Get out of debt [1]
- Why you must get out and stay out of debt
- Buy on credit and you’ll pay for it twice [2]
- The hidden cost of not saving and investing because you’re in debt [3]
- The only good debt is dead debt [4]
- Get out of debt to unleash your inner money maker [5]
Your debt makes other people rich. You’re borrowing from your future self [6], who will be poorer, less secure, or lead a less abundant life because you wanted something now, before you could afford it.
You must get out of debt. You can’t save while you’re in debt, and it grows like a weed. Kill it!
Avoid debt like the plague
The only good debt is debt taken on for investment. In personal finance terms, that means an affordable mortgage to buy property for the long-term.
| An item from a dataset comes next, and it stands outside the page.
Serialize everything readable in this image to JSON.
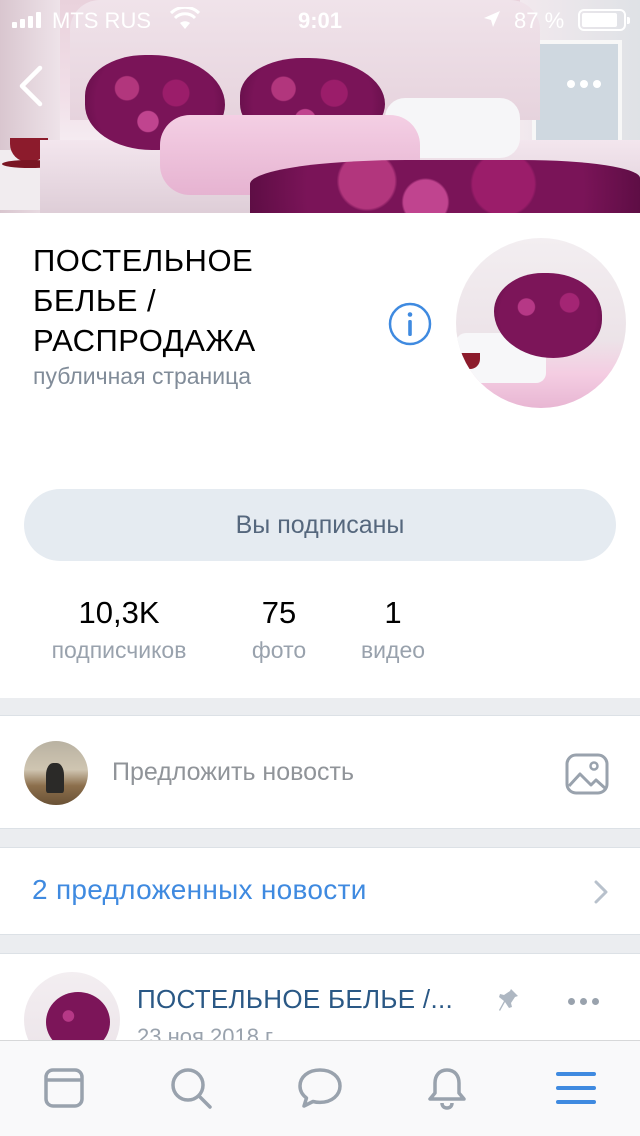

We all know what bad debt looks like:
- Excess clothes piled up on store cards.
- A loan taken out to fund a holiday.
- Flashing the plastic to keep up with your mates.
- The last week of every month’s expenses being put on a credit card and never actually paid off.
- Sundry pointless items bought on the ‘never never’ as our grandparents wisely called what we call credit.
Bad debt – non-mortgage debt – will make you poor if you’re not doing very well already, and it will stop you becoming rich if you are.
Too extreme, you say? Everyone has debt – surely millions can’t be wrong?
I disagree. The popularity of debt is down to:
- Emotional marketing by retailers to persuade us that we must have things we never knew we needed and most probably don’t.
- Emotional marketing by financial firms, who tell us we can have anything we want – now.
- People being too impatient nowadays to save for anything.
I know I sound old-fashioned, but we need to relearn some old ways of thinking.
Financially, borrowing to consume makes no sense to me, whatever economists tell you about balancing ‘consumption over a lifetime’ or similar wealth-sapping baloney.
- Debt makes everything much more expensive.
- While you’re paying off debts you’re not saving and investing.
- Debt saps your efforts to make more money.
Remember, you’re not getting anything free when you buy on credit. You’re only borrowing from your future self, who will be poorer as a result.
The bottom line on debt. Don’t do it.
Get out of debt, and stay out of debt. You’ll earn money instead of paying it, you’ll end up richer instead of poorer, and the only possible downside is less hours spent with bored 17-year old staff at your local retailer, if that happens to be your hobby – at least until your savings have caught up.
My guess is when you’ve got the money in the bank you’ll not want to spend so much on pointless gadgets and gizmos.
I’ll discuss how to get out of debt in detail in a future post.
The short version:
- Cut up all your cards to avoid getting new debt.
- Target the debt on the card with the highest interest first.
- Find more money: Sell unwanted stuff, do overtime, go busking.
- Pay as much over the minimum as you can each month to clear the card.
- Move on to the next card, and clear that.
- Consider shuffling debt onto 0% interest cards only if you’re sure you’ll keep up your repayments.
- Avoid falling for any debt settlement scams [7]!